Fat (or size) acceptance is often greatly misunderstood. People who adopt this ideology do not do so because they love being fat. Fat acceptance advocates are not "pro-fat" in the sense that they want people to be fat. From a size acceptance perspective, fat is not good, but is is also not bad. It is a fact of life for a large number of large people. Many miss the critical genesis: most in the fat acceptance movement have spent the majority of their lives with conventional attitudes toward weight, and only came to fat acceptance when they realised conventional ideas and practices were doing more physical and emotional harm than good. It is often misconstrued that fat acceptance advocates promote the stereotypes of fat people - laziness and gluttony - or worse, "giving up". That is simply not the case. (Page 124)

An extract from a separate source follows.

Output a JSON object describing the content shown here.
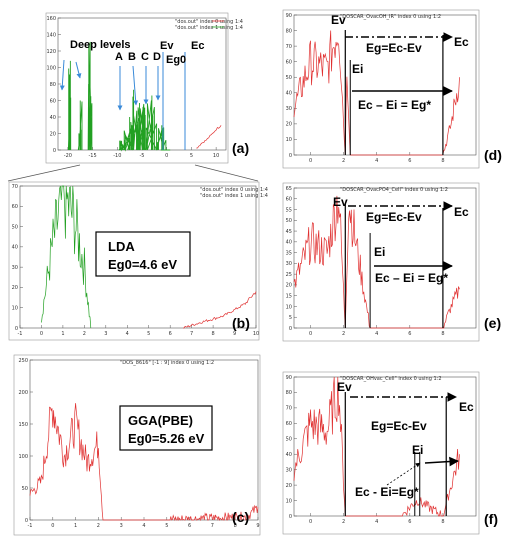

Weinstein follows this up by asking why, if being healthy is more important than being thin, do we still feel such pressure to lose weight? Fear of prejudice perhaps, or your "thinner" partner abandoning you for someone more svelte are just a few of the reasons. The insecurities of the fat run deep, she writes (page 126).

Another woman in the book, Patricia, had a view on prejudice that I just loved. She believes that people who have experienced prejudice are more sensitive and thoughtful and that compassion and attentiveness play an essential role in sexual prowess.

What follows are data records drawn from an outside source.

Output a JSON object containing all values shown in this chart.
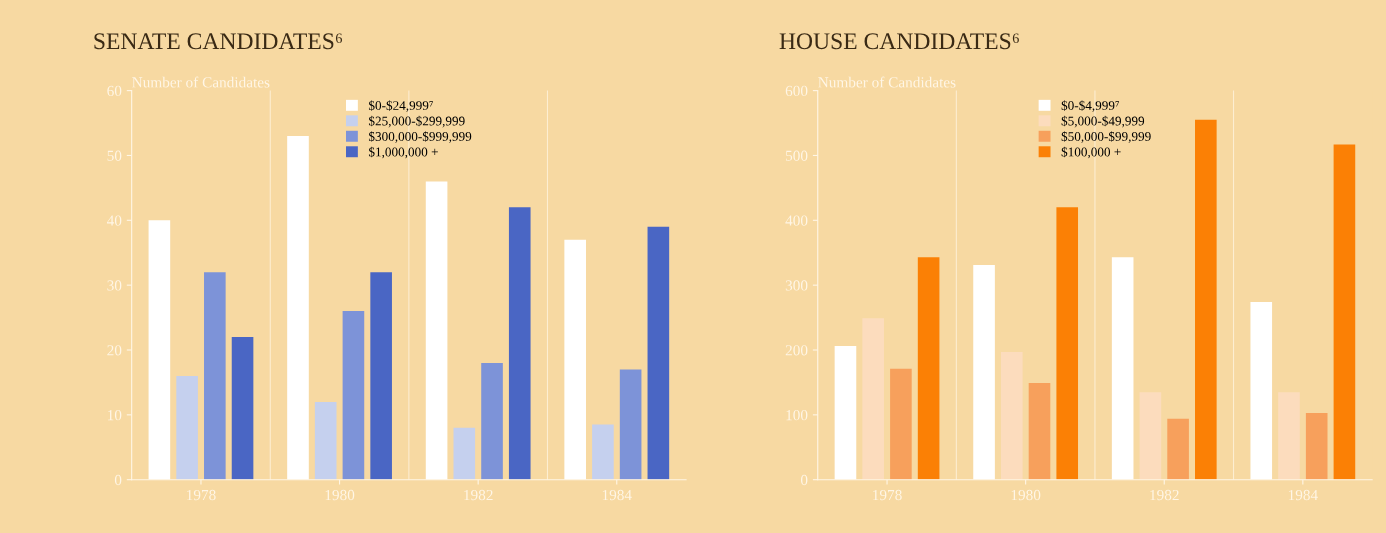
{
  "chart_data": [
    {
      "type": "bar",
      "title": "SENATE CANDIDATES⁶",
      "ylabel": "Number of Candidates",
      "categories": [
        "1978",
        "1980",
        "1982",
        "1984"
      ],
      "ylim": [
        0,
        60
      ],
      "yticks": [
        0,
        10,
        20,
        30,
        40,
        50,
        60
      ],
      "legend": "top",
      "series": [
        {
          "name": "$0-$24,999⁷",
          "color": "#ffffff",
          "values": [
            40,
            53,
            46,
            37
          ]
        },
        {
          "name": "$25,000-$299,999",
          "color": "#c5d0ee",
          "values": [
            16,
            12,
            8,
            8.5
          ]
        },
        {
          "name": "$300,000-$999,999",
          "color": "#7d93d8",
          "values": [
            32,
            26,
            18,
            17
          ]
        },
        {
          "name": "$1,000,000 +",
          "color": "#4a66c4",
          "values": [
            22,
            32,
            42,
            39
          ]
        }
      ]
    },
    {
      "type": "bar",
      "title": "HOUSE CANDIDATES⁶",
      "ylabel": "Number of Candidates",
      "categories": [
        "1978",
        "1980",
        "1982",
        "1984"
      ],
      "ylim": [
        0,
        600
      ],
      "yticks": [
        0,
        100,
        200,
        300,
        400,
        500,
        600
      ],
      "legend": "top",
      "series": [
        {
          "name": "$0-$4,999⁷",
          "color": "#ffffff",
          "values": [
            206,
            331,
            343,
            274
          ]
        },
        {
          "name": "$5,000-$49,999",
          "color": "#fcdcbd",
          "values": [
            249,
            197,
            135,
            135
          ]
        },
        {
          "name": "$50,000-$99,999",
          "color": "#f7a05c",
          "values": [
            171,
            149,
            94,
            103
          ]
        },
        {
          "name": "$100,000 +",
          "color": "#fb8005",
          "values": [
            343,
            420,
            555,
            517
          ]
        }
      ]
    }
  ]
}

Patricia also thinks that dealing with prejudice may lead to a bit of a rebellious streak, which may translate into more experimentation and the willingness to indulge. She sees a connection between eating, enjoying eating, and a desire for pleasure. It's about appreciating sensations - the sensation of taste, touch, smell, sound, and all the other components that make food pleasurable - that make sex pleasurable. It is a brave leap to give up repression and forgive oneself that choice (Page 228).
Weinstein then goes on to explain the conflict between the inherent drive for pleasure and the social ideal of morality. Agree or disagree as you see fit.

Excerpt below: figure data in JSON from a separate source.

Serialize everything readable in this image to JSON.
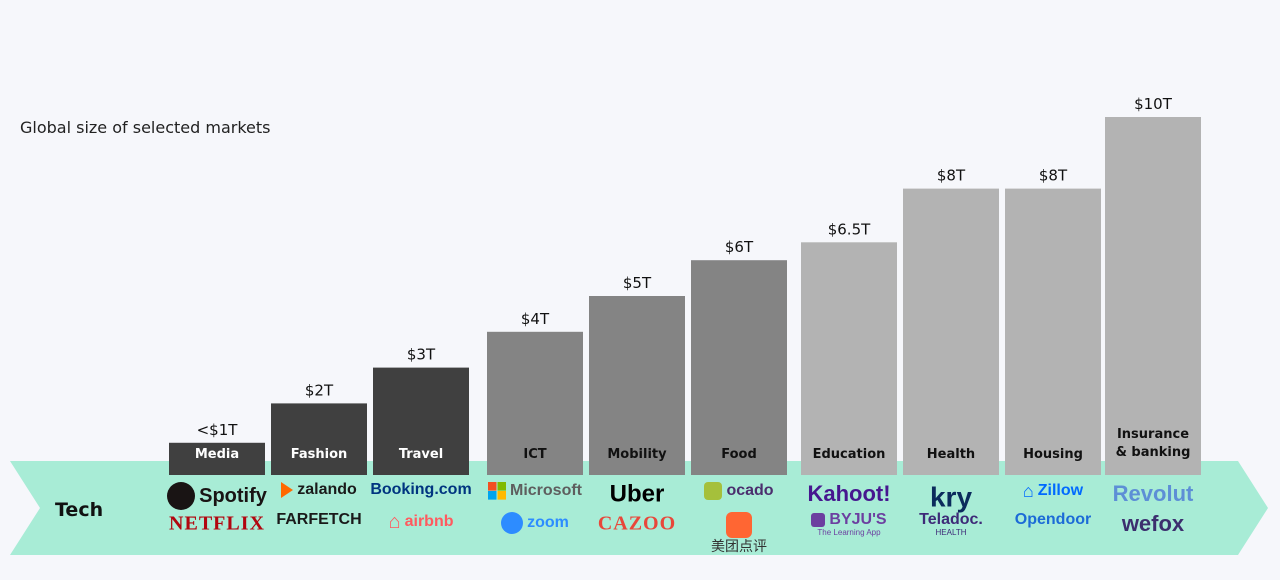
{
  "chart_data": {
    "type": "bar",
    "title": "Global size of selected markets",
    "unit": "trillion USD",
    "categories": [
      "Media",
      "Fashion",
      "Travel",
      "ICT",
      "Mobility",
      "Food",
      "Education",
      "Health",
      "Housing",
      "Insurance\n& banking"
    ],
    "values": [
      0.9,
      2,
      3,
      4,
      5,
      6,
      6.5,
      8,
      8,
      10
    ],
    "value_labels": [
      "<$1T",
      "$2T",
      "$3T",
      "$4T",
      "$5T",
      "$6T",
      "$6.5T",
      "$8T",
      "$8T",
      "$10T"
    ],
    "bar_colors": [
      "#404040",
      "#404040",
      "#404040",
      "#848484",
      "#848484",
      "#848484",
      "#b3b3b3",
      "#b3b3b3",
      "#b3b3b3",
      "#b3b3b3"
    ],
    "label_colors": [
      "#ffffff",
      "#ffffff",
      "#ffffff",
      "#111111",
      "#111111",
      "#111111",
      "#111111",
      "#111111",
      "#111111",
      "#111111"
    ],
    "ylim": [
      0,
      10
    ]
  },
  "tech_band": {
    "label": "Tech",
    "color": "#a8ecd6"
  },
  "logos": [
    [
      {
        "text": "Spotify",
        "icon": "spotify-icon",
        "color": "#191414"
      },
      {
        "text": "NETFLIX",
        "color": "#b1060f"
      }
    ],
    [
      {
        "text": "zalando",
        "icon": "zalando-icon",
        "color": "#1a1a1a"
      },
      {
        "text": "FARFETCH",
        "color": "#1a1a1a"
      }
    ],
    [
      {
        "text": "Booking.com",
        "color": "#003580"
      },
      {
        "text": "airbnb",
        "icon": "airbnb-icon",
        "color": "#ff5a5f"
      }
    ],
    [
      {
        "text": "Microsoft",
        "icon": "microsoft-icon",
        "color": "#5e5e5e"
      },
      {
        "text": "zoom",
        "icon": "zoom-icon",
        "color": "#2d8cff"
      }
    ],
    [
      {
        "text": "Uber",
        "color": "#000000"
      },
      {
        "text": "CAZOO",
        "color": "#e8473a"
      }
    ],
    [
      {
        "text": "ocado",
        "icon": "ocado-icon",
        "color": "#4b2e6e"
      },
      {
        "text": "美团点评",
        "icon": "meituan-dianping-icon",
        "color": "#333333"
      }
    ],
    [
      {
        "text": "Kahoot!",
        "color": "#46178f"
      },
      {
        "text": "BYJU'S",
        "icon": "byjus-icon",
        "color": "#6c3fa0",
        "sub": "The Learning App"
      }
    ],
    [
      {
        "text": "kry",
        "color": "#0b2b5c"
      },
      {
        "text": "Teladoc.",
        "color": "#3e2a78",
        "sub": "HEALTH"
      }
    ],
    [
      {
        "text": "Zillow",
        "icon": "zillow-icon",
        "color": "#006aff"
      },
      {
        "text": "Opendoor",
        "color": "#1c6bd7"
      }
    ],
    [
      {
        "text": "Revolut",
        "color": "#5d8fd6"
      },
      {
        "text": "wefox",
        "color": "#3c2f6e"
      }
    ]
  ]
}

Another part I loved was the story of fat Cathy's blind date with Paul, who had not been told she would be fat. "Size is one of those things our culture expects people to warn about," (Page 139). Ever joined a dating website? Remember having to put down your body type? I do!

Overall, I found this book informative and fascinating. I definitely found myself identifying with a specific story (which I didn't discuss in this review) and it was quite astounding to realise that there are very few unique life journeys. There are always people facing the same struggles as you, in the world somewhere. There was a great deal of comfort in that for me.